Advantage and Disadvantage

Circumstances outside one’s control.

There are skills, magical effects and environmental circumstances which gives a character or monster an advantage or a disadvantage on an action. When this happens for skill actions, unless stated otherwise, a being with advantage is granted an extra die for the roll. The default for disadvantage removes a die. Should the applicable dice fall to zero because of disadvantage, then two dice are rolled using the worse score of the two. When die pools are involved, the extra die goes to the primary hand die pool by default. If for some reason, there is no primary hand, then the pool considered the main attack gains the die.

However, in cases where damage is potentially involved, either from attacks or spells, then there is another bonus or penalty. If at advantage, then an additional advantage crit is added, which means an additional 1 to 3 points of damage. This crit is “non-exploding” so it cannot generate another crit. When at disadvantage, a “negative crit” applies, meaning 1 to 3 points are removed from the damage. If zero or a negative number occurs, then the attack acts as a miss, not allowing any other special powers or properties to transfer to the victim, such as infusion of ice. These special crits can only apply if one of the attack dice from one of the die pools successfully hit the target. Finally, on the damage component, it is applied by target, not by strike, meaning if multiple targets can be attacked at advantage, then those separate targets could each be inflicted with bonus damage. These details will become more clear in The Attack section of Combat Mechanics.

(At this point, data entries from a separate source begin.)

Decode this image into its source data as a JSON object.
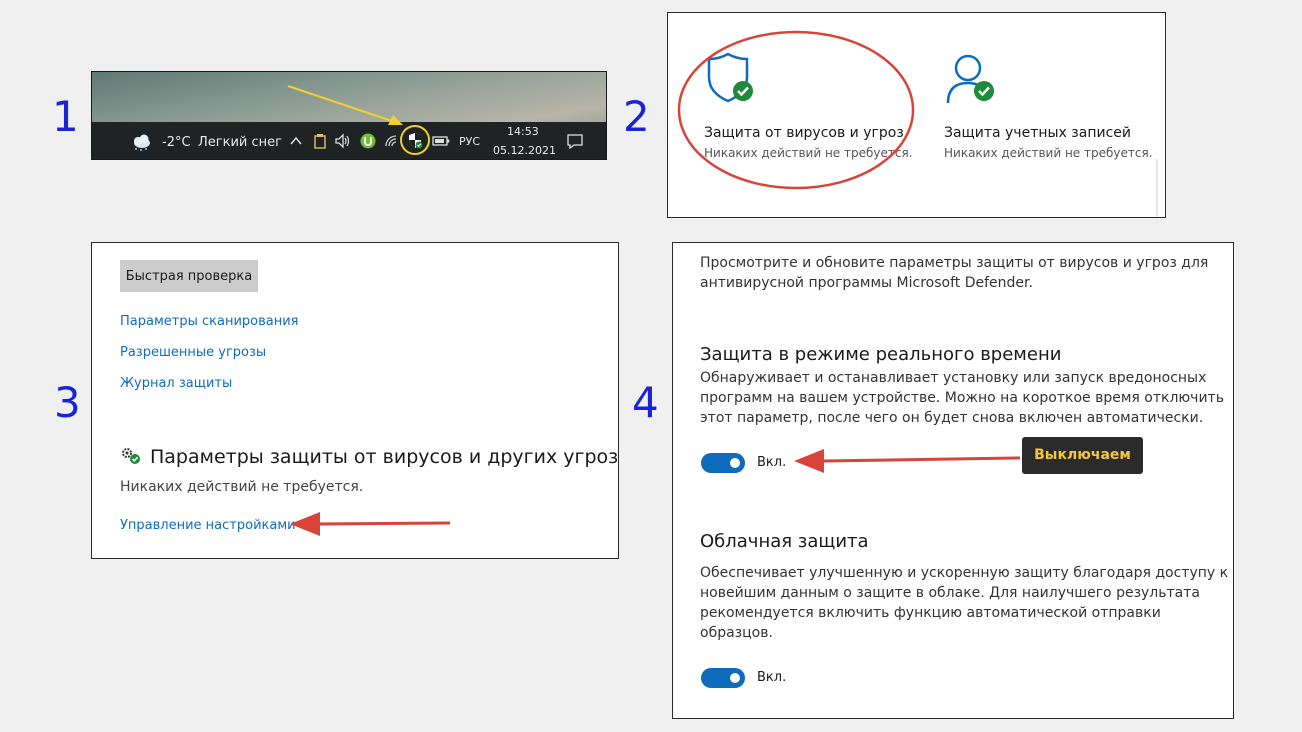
{
  "steps": [
    "1",
    "2",
    "3",
    "4"
  ],
  "taskbar": {
    "weather_temp": "-2°C",
    "weather_desc": "Легкий снег",
    "language": "РУС",
    "time": "14:53",
    "date": "05.12.2021",
    "icons": [
      "cloud-snow-icon",
      "chevron-up-icon",
      "clipboard-icon",
      "volume-icon",
      "utorrent-icon",
      "wifi-icon",
      "defender-shield-icon",
      "battery-icon",
      "notification-icon"
    ],
    "highlight_color": "#f2d12b"
  },
  "security_tiles": {
    "virus": {
      "title": "Защита от вирусов и угроз",
      "subtitle": "Никаких действий не требуется."
    },
    "account": {
      "title": "Защита учетных записей",
      "subtitle": "Никаких действий не требуется."
    },
    "annotation_color": "#d9443a"
  },
  "virus_page": {
    "quick_scan": "Быстрая проверка",
    "links": [
      "Параметры сканирования",
      "Разрешенные угрозы",
      "Журнал защиты"
    ],
    "settings_title": "Параметры защиты от вирусов и других угроз",
    "settings_status": "Никаких действий не требуется.",
    "manage_link": "Управление настройками"
  },
  "settings_page": {
    "intro": [
      "Просмотрите и обновите параметры защиты от вирусов и угроз для",
      "антивирусной программы Microsoft Defender."
    ],
    "realtime": {
      "title": "Защита в режиме реального времени",
      "desc": [
        "Обнаруживает и останавливает установку или запуск вредоносных",
        "программ на вашем устройстве. Можно на короткое время отключить",
        "этот параметр, после чего он будет снова включен автоматически."
      ],
      "toggle_label": "Вкл.",
      "toggle_on": true
    },
    "callout": "Выключаем",
    "cloud": {
      "title": "Облачная защита",
      "desc": [
        "Обеспечивает улучшенную и ускоренную защиту благодаря доступу к",
        "новейшим данным о защите в облаке. Для наилучшего результата",
        "рекомендуется включить функцию автоматической отправки",
        "образцов."
      ],
      "toggle_label": "Вкл.",
      "toggle_on": true
    }
  },
  "colors": {
    "accent": "#0f6cbd",
    "step_number": "#1a23d6",
    "arrow": "#d9443a",
    "check": "#1f8a3b"
  }
}
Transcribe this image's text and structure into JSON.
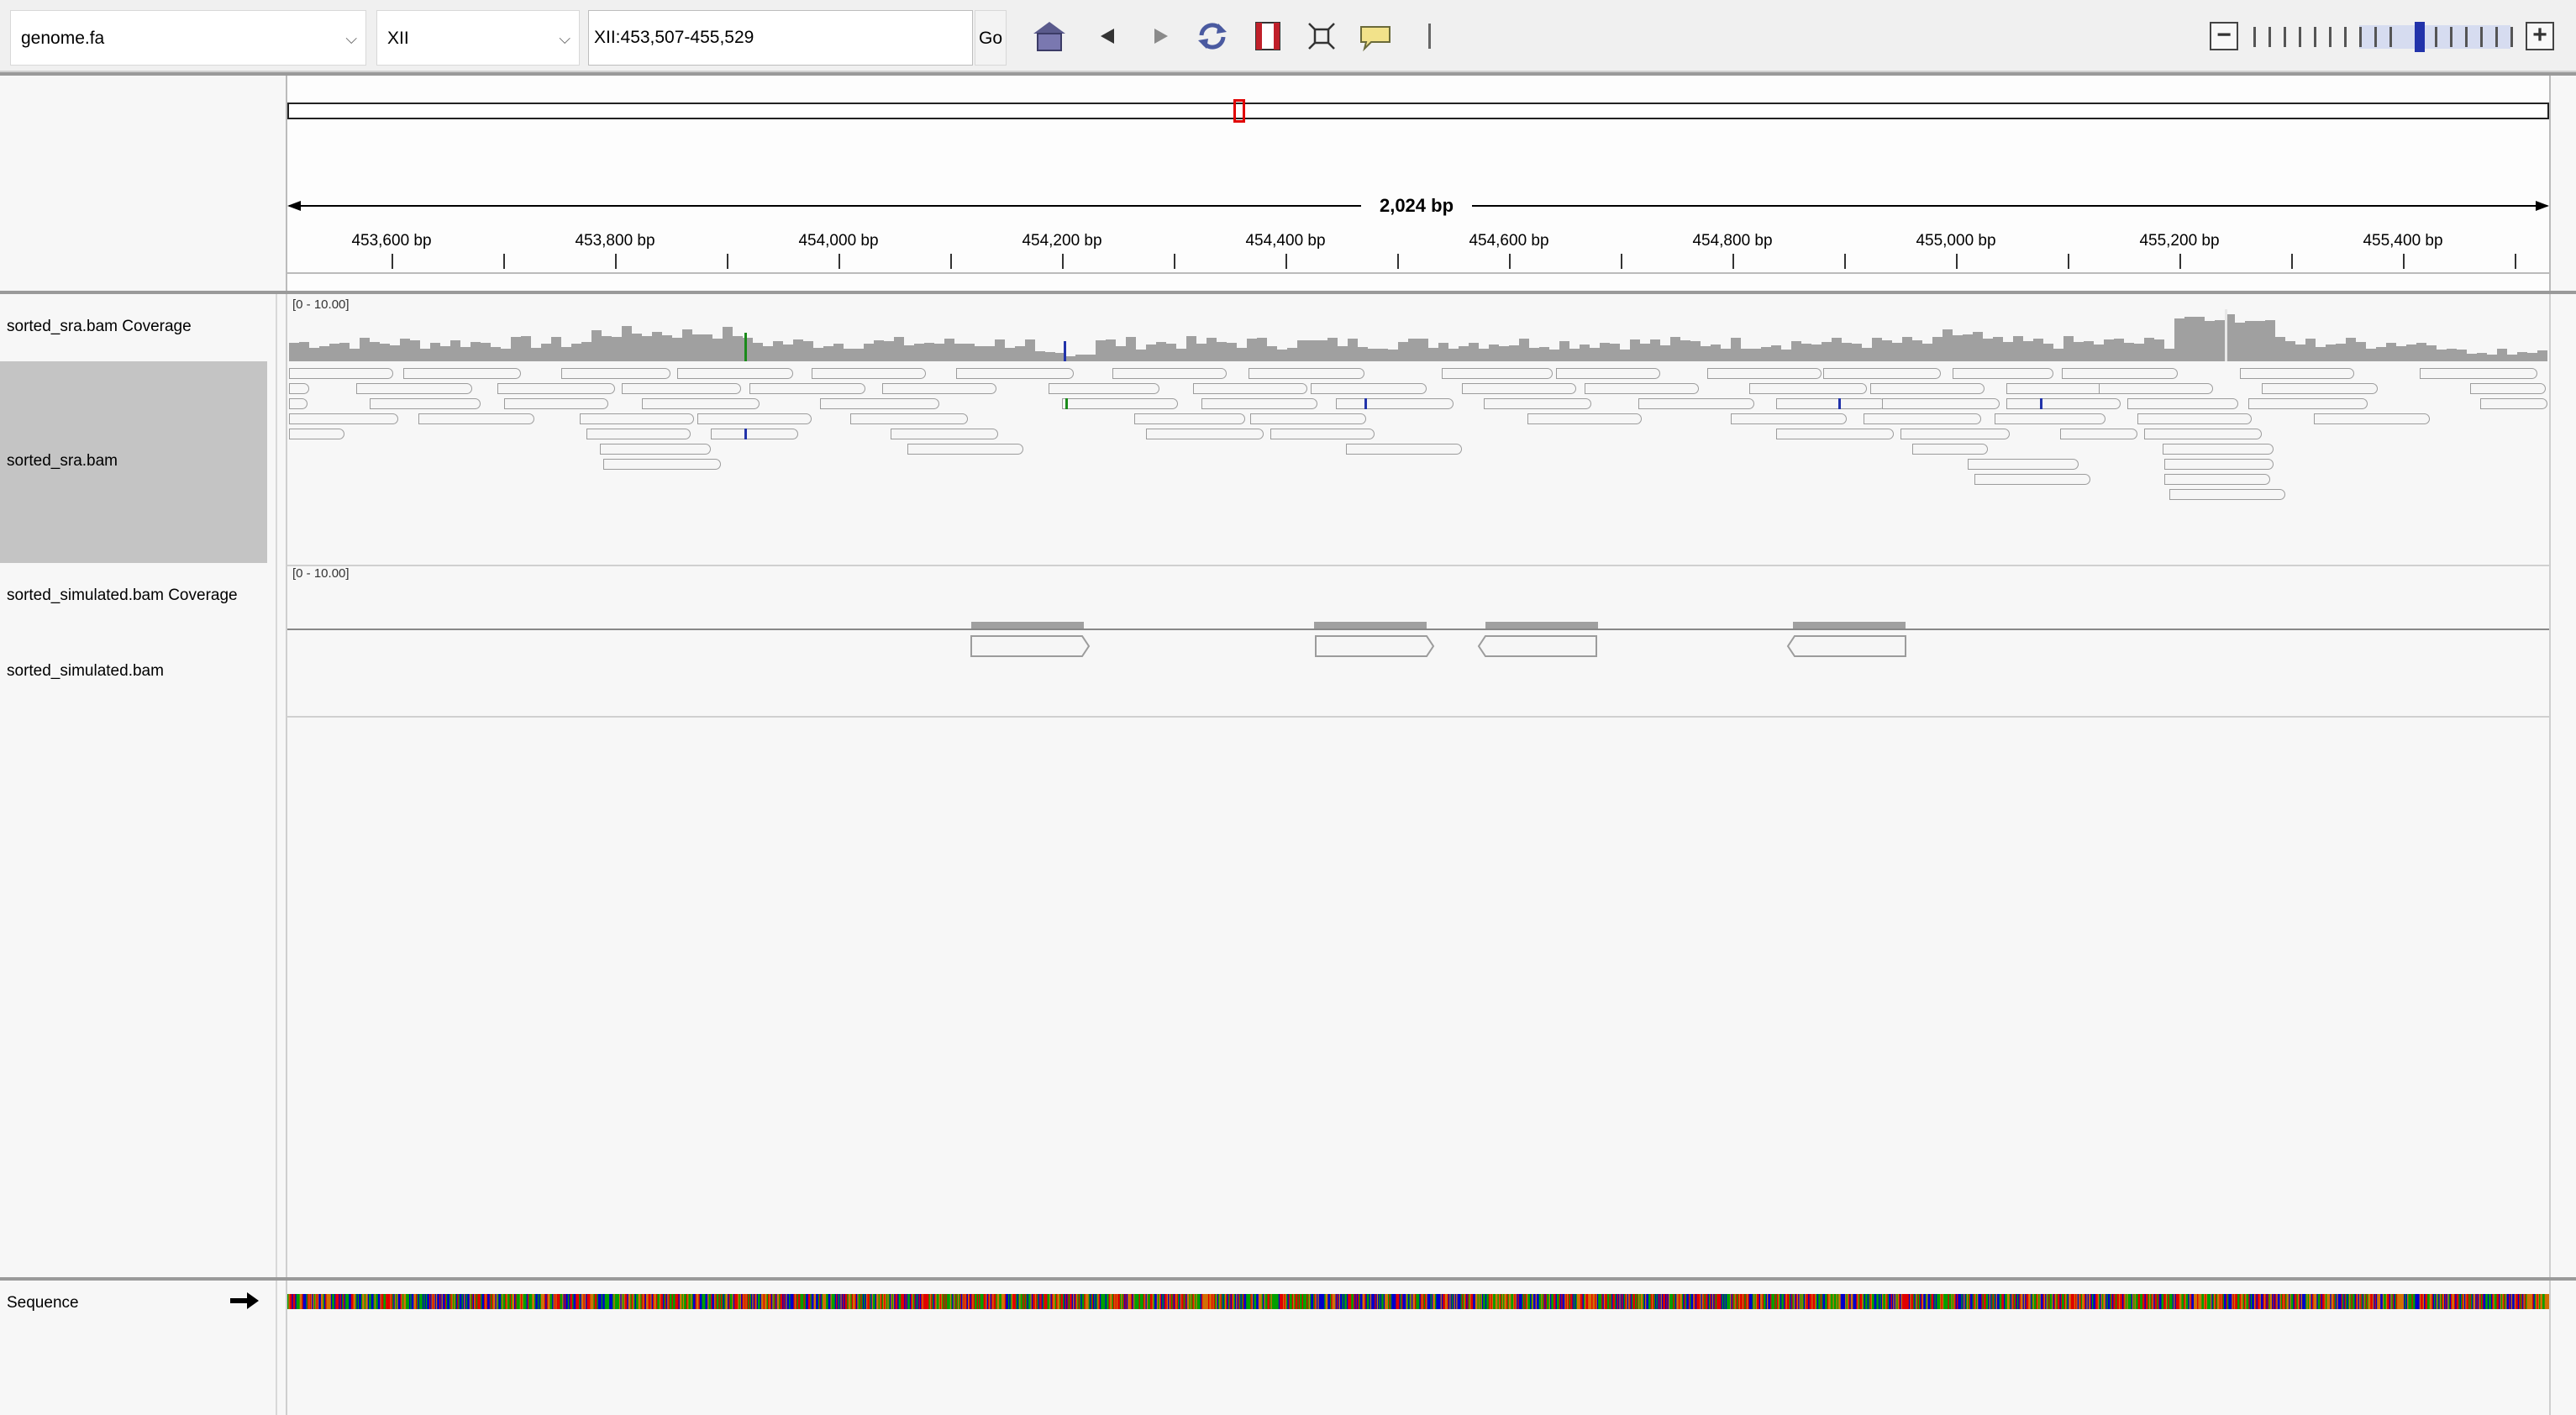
{
  "toolbar": {
    "genome": "genome.fa",
    "chromosome": "XII",
    "locus": "XII:453,507-455,529",
    "go_label": "Go",
    "icons": [
      "home-icon",
      "back-icon",
      "forward-icon",
      "refresh-icon",
      "roi-icon",
      "fit-window-icon",
      "popup-info-icon",
      "divider-icon"
    ]
  },
  "ruler": {
    "span_label": "2,024 bp",
    "tick_labels": [
      "453,600 bp",
      "453,800 bp",
      "454,000 bp",
      "454,200 bp",
      "454,400 bp",
      "454,600 bp",
      "454,800 bp",
      "455,000 bp",
      "455,200 bp",
      "455,400 bp"
    ]
  },
  "tracks": {
    "sra_coverage": {
      "name": "sorted_sra.bam Coverage",
      "scale": "[0 - 10.00]"
    },
    "sra_alignments": {
      "name": "sorted_sra.bam"
    },
    "sim_coverage": {
      "name": "sorted_simulated.bam Coverage",
      "scale": "[0 - 10.00]"
    },
    "sim_alignments": {
      "name": "sorted_simulated.bam"
    },
    "sequence": {
      "name": "Sequence"
    }
  },
  "colors": {
    "coverage": "#a0a0a0",
    "roi_marker": "#e00000",
    "base_A": "#00a000",
    "base_C": "#0000cc",
    "base_G": "#d17105",
    "base_T": "#e00000"
  }
}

For other scenarios, where damage is not a component and an extra die for advantage has no meaning, such as on a save, then two d20s are rolled, taking the better of the two scores. Two dice are also used for disadvantage, again using the worst of the two scores. Of course, remember competition saves use d12s rather than d20s. Also, spell casting has explicit rules for how to apply advantage and disadvantage and should be read in those sections.

Advantages and disadvantages do not stack. If a creature has gain two advantages from multiple effects, that creature is still “only at advantage” and rolls one extra die, not an extra for each. The same is true for multiple disadvantages. However, if the circumstances and effects are such that a creature gains both advantage and disadvantage, then neither apply and the normal amount of dice are rolled. This is true even if multiple disadvantages apply while only one advantage occurs – and vice versa.

When having advantage or disadvantage along with another circumstance, such as a halfling’s chance skill, which allows a re-roll, then only one-die may be re-rolled. If both dice could be re-rolled, the player chooses one. As an example, if the halfling has advantage and rolls a 12 and a 1, then chance skill would allow the 1 to be re-rolled.

Raw Dice

Mathematical fairness.

There will be times that a character or monster mathematically cannot succeed or perhaps cannot fail. However, in the spirit or fairness and the recognition of dumb luck, the raw scores of 1 and 20 have special meaning. Regardless of the math, if a 20 is rolled on the die, it is considered a success. Conversely, any time score of 1 is rolled, it will be a failure. The chance skill, however, allows the first roll of a 1 to be re-rolled.